Heron and Freestyle are side-by-side at the Bluewater Marina docks in Hampton, all provisioned to the gills, all crew aboard, and all chomping at the bit to depart.  We are tentatively going at noon tomorrow (Monday).  But I have whiplash from the past many days of weather updates.

Roughly 120 boats here in Hampton are going through the same angst:  Sixty-five boats from the Caribbean 1500 rally are scheduled to go tomorrow (Monday).  Ten boats from the Salty Dog group left this afternoon and another 10-20 are waiting for a day or two.  Those boats have already waited an entire week here for a good weather window.  You can see it in their faces.  Grrrrr.  The "Canadian Navy" is a flotilla of cruisers who are here too.  Several "independents", including Heron and Freestyle are also processing weather from multiple sources.  So there you have it.  Total chaos.

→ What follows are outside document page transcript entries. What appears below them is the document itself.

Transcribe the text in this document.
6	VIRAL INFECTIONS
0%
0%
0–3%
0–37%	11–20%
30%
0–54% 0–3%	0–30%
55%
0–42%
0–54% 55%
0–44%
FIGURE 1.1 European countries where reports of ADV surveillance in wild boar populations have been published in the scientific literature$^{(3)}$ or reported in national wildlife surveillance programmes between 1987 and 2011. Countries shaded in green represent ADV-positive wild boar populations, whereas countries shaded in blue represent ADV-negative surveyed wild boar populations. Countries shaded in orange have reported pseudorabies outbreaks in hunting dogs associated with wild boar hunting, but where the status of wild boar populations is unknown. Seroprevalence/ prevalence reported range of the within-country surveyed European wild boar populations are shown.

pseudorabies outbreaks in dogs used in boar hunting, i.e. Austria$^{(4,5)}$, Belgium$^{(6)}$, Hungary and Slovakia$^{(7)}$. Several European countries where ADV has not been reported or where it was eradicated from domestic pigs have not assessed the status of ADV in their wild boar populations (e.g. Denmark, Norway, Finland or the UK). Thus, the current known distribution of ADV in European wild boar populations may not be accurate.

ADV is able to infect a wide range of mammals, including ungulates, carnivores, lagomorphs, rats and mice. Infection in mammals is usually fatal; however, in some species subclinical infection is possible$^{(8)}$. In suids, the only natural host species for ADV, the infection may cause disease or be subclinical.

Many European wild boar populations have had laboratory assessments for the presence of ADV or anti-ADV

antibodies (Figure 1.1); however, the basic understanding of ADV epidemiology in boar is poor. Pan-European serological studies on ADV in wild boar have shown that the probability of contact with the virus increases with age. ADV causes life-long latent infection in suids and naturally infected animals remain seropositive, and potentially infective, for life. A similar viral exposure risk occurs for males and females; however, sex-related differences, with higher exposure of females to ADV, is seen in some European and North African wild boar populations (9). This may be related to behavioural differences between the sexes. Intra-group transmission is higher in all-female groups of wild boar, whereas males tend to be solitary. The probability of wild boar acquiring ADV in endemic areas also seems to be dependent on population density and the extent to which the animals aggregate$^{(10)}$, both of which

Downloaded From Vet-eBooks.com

I'd have to write a book to describe how the weather forecasts have evolved.  Here is a taste:  We arrived Friday night to Hampton by plane in 30+ knots of freezing cold wind.  The barometer screamed upwards to a crazy high of 1030mb, peaking at noon today, now in a clear warm(er) breeze.  We are now on the southern edge of a massive high (lying generally E/W at the lattitude of Delaware Bay) that is thankfully extending farther south than the models had forecast just a few days ago.  It has a steep pressure gradient descending SE along our RL to a low pressure system that is stalled at sea about 400nm east of the Bahamas.  That low is the problem.  It has been blocked from zipping up the coast by the massive high and it's pissed.  It's been sitting out there cranking day-after-day of very strong NE winds against the notorious NE-flowing Gulf Stream (GS).  The seas are observed to be over 20 feet in one region SE of the stream (29N, 72.5W).  The NOAA buoy off of Diamond Shoals is "not reporting".

We need to spend 6-10 hours busting across a very messy GS (ENE20-30, seas 10-14 ft) starting about 18 hours after departing this nice comfy dock.  Not fun. Then what happens?  It depends.  If the low continues to weeken and drifts back W towards the coast, we'd be in fat city by Thursday.  That's what was predicted before noon today, after having improved every day for the past three days. But suddenly... as of this evening... the NHC is now saying that there is a 20% chance of the low developing into a tropical somethingorother.  You can imagine the bar talk at the restaurant here at the marina.  Sheeeeit.  To quote one seasoned veteran, "I'm going to wait and see.  I don't like it when my forecaster (Parker) starts talking about favorable and unfavorable quadrants."

So there you have it.  At 0600 we talk to our weather service.  At 1000 we check in to a SSB net that will include reports from the ten boats who left and will then be in the Gulf Stream.  At noon the C1500 fleet will depart (theoretically).  At noon we'll either take wing with the flock, or become tourists in Hampton until the next day.  Not analysis paralysis, just whiplash paralysis.